Une société de recouvrement, [Localité 5] Contentieux, a obtenu par voie de requête en injonction de payer une ordonnance du 20 décembre 1996 condamnant Mme [N] à régler la somme de 8 477,75 euros, outre les frais et intérêts contractuels.
Cette ordonnance a été signifiée le 8 janvier 1997 et aucune opposition n’a été formée.
L’ordonnance devenue exécutoire a été signifiée en mairie le 26 mars 1997.
Le 2 avril 1997, un commandement aux fins de saisie-vente a été délivré à Mme [N] par dépôt en mairie. L’huissier s’est présenté à son domicile le 17 avril 1997 et a saisi divers biens selon procès- verbal de saisie-vente signifié à personne.

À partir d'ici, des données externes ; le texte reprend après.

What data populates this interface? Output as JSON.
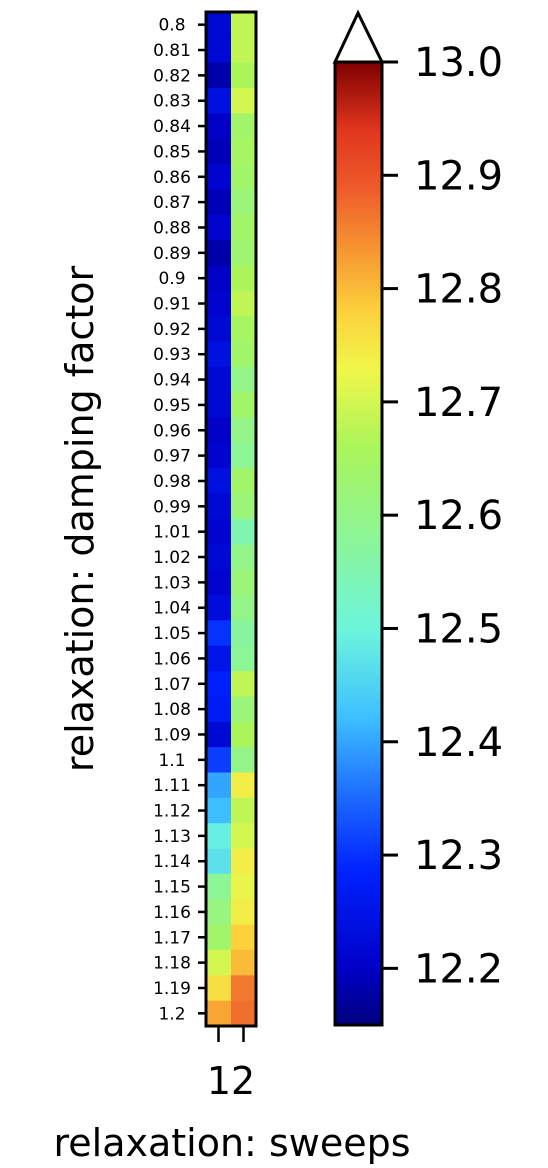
{
  "chart_data": {
    "type": "heatmap",
    "xlabel": "relaxation: sweeps",
    "ylabel": "relaxation: damping factor",
    "x_categories": [
      "",
      "12"
    ],
    "y_categories": [
      "0.8",
      "0.81",
      "0.82",
      "0.83",
      "0.84",
      "0.85",
      "0.86",
      "0.87",
      "0.88",
      "0.89",
      "0.9",
      "0.91",
      "0.92",
      "0.93",
      "0.94",
      "0.95",
      "0.96",
      "0.97",
      "0.98",
      "0.99",
      "1.01",
      "1.02",
      "1.03",
      "1.04",
      "1.05",
      "1.06",
      "1.07",
      "1.08",
      "1.09",
      "1.1",
      "1.11",
      "1.12",
      "1.13",
      "1.14",
      "1.15",
      "1.16",
      "1.17",
      "1.18",
      "1.19",
      "1.2"
    ],
    "values": [
      [
        12.22,
        12.68
      ],
      [
        12.22,
        12.68
      ],
      [
        12.18,
        12.66
      ],
      [
        12.24,
        12.7
      ],
      [
        12.2,
        12.64
      ],
      [
        12.19,
        12.65
      ],
      [
        12.21,
        12.64
      ],
      [
        12.19,
        12.62
      ],
      [
        12.21,
        12.64
      ],
      [
        12.18,
        12.63
      ],
      [
        12.2,
        12.66
      ],
      [
        12.21,
        12.68
      ],
      [
        12.22,
        12.65
      ],
      [
        12.24,
        12.64
      ],
      [
        12.22,
        12.6
      ],
      [
        12.22,
        12.64
      ],
      [
        12.2,
        12.6
      ],
      [
        12.21,
        12.58
      ],
      [
        12.24,
        12.64
      ],
      [
        12.22,
        12.62
      ],
      [
        12.21,
        12.55
      ],
      [
        12.22,
        12.6
      ],
      [
        12.21,
        12.62
      ],
      [
        12.23,
        12.6
      ],
      [
        12.3,
        12.57
      ],
      [
        12.25,
        12.58
      ],
      [
        12.28,
        12.68
      ],
      [
        12.27,
        12.62
      ],
      [
        12.22,
        12.66
      ],
      [
        12.31,
        12.6
      ],
      [
        12.4,
        12.74
      ],
      [
        12.42,
        12.68
      ],
      [
        12.49,
        12.7
      ],
      [
        12.47,
        12.74
      ],
      [
        12.58,
        12.72
      ],
      [
        12.61,
        12.74
      ],
      [
        12.64,
        12.78
      ],
      [
        12.7,
        12.8
      ],
      [
        12.76,
        12.86
      ],
      [
        12.82,
        12.87
      ]
    ],
    "colorbar": {
      "min": 12.15,
      "max": 13.0,
      "ticks": [
        "12.2",
        "12.3",
        "12.4",
        "12.5",
        "12.6",
        "12.7",
        "12.8",
        "12.9",
        "13.0"
      ],
      "tick_values": [
        12.2,
        12.3,
        12.4,
        12.5,
        12.6,
        12.7,
        12.8,
        12.9,
        13.0
      ],
      "extend": "max",
      "colormap": "jet-like"
    }
  }
}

Le 3 septembre 1997, une saisie-attribution, pratiquée sur les comptes bancaires détenus par Mme [N] auprès de la Banque populaire, a été partiellement fructueuse et a été dénoncé en mairie par procès-verbal du 9 septembre 1997. La mesure n’a pas fait l’objet d’une contestation.
Mme [N] a saisi la commission de surendettement de Haute-Garonne au cours de l’année 1998 et a bénéficié de trois plans réaménageant l’ensemble de ses dettes, un effacement de certaines d’entre elles et prévoyant un moratoire de 3 ans.
Toutefois, les créanciers ont contesté cette décision et le juge de l’exécution a mis en place un report du paiement de la dette en cause pendant 24 mois par jugement du 11 janvier 2007.
Le 7 novembre 2024, Mme [N] a reçu notification d’une cession de créance entre Cofidis et EOS France pour un principal de 6 929,86 euros et accessoires.
Il lui a été fait commandement de payer la somme totale de 9 508,78 euros.
En vertu de l’ordonnance d’injonction de payer du 20 décembre 1996, par acte de commissaire de justice du 10 décembre 2024, dénoncé le 13 décembre 2024, EOS France a fait diligenter une saisie-attribution sur les comptes de la débitrice, pour un montant de 9 908,71 euros qui comprend :
— 6 929,86 euros au principal,
— 2 334,81 euros d’intérêts,
— et le solde en frais de poursuite.
Par requête du 8 janvier 2025, Mme [N] a saisi le juge de l’exécution du tribunal judiciaire de Toulouse en contestation de cette saisie.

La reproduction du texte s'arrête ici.